Podcast 221 - Ramble On
/The gang discusses two papers that look at patterns of speciation and extinction and relate those patterns to shifts in climate. The first paper looks at how both plate tectonics and climatic changes have contributed to shifts in provinciality, and the second paper tests the link between dramatic temperature changes and large scale extinction events. Meanwhile, James cannot remember “that guy”, Curt does not like Oliver Cromwell, Amanda is in an abusive relationship with her cats, and we cannot stay on topic for more than 2 minutes.
Up-Goer Five (Amanda Edition):
Today our friends talk about how the change in hot and cold and places where rocks are over a very long time has changed the way things live. Or not lived. The first paper says that while we used to think that changes in the way the big rocks that stick out of the water that we live on is the most important thing for making different animals and green stuff live in different places. But it turns out that it may be changes in hot and cold that take a very long time to happen that is more important. Both things are important, but how it gets colder the more towards the top of the world you go is just a little more important. It really controls how things can live places. The other paper looks at changes in hot and cold and how that makes things die. It turns out that if it gets warmer faster, or colder faster, it makes things die.

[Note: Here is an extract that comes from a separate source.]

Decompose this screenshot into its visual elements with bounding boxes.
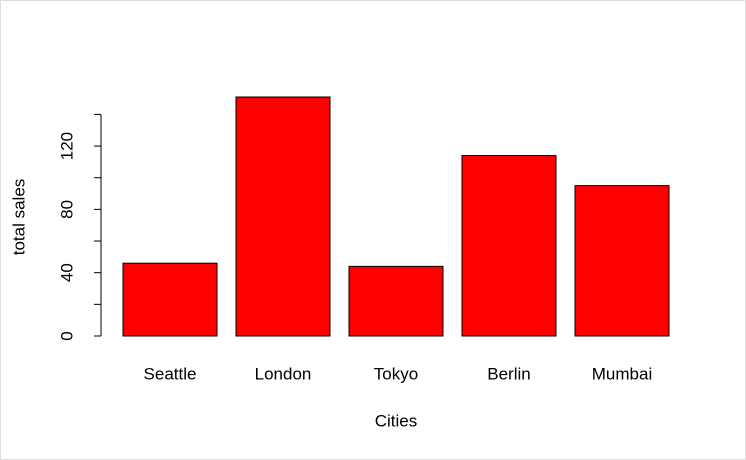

They have a real number of 5.2 bits, and it is at more than 10 bits every 1,000,000 years. It does not matter if it gets warmer or colder, it is the quick turn that matters, and the big jump in change. They say that we are already getting hot enough fast enough right now to cause lots of things to die, even if we were not killing them, which we are.
References:
Kocsis, Ádám T., et al. "Increase in marine provinciality over the last 250 million years governed more by climate change than plate tectonics." Proceedings of the Royal Society B 288.1957 (2021): 20211342.
Song, Haijun, et al. "Thresholds of temperature change for mass extinctions." Nature communications 12.1 (2021): 1-8.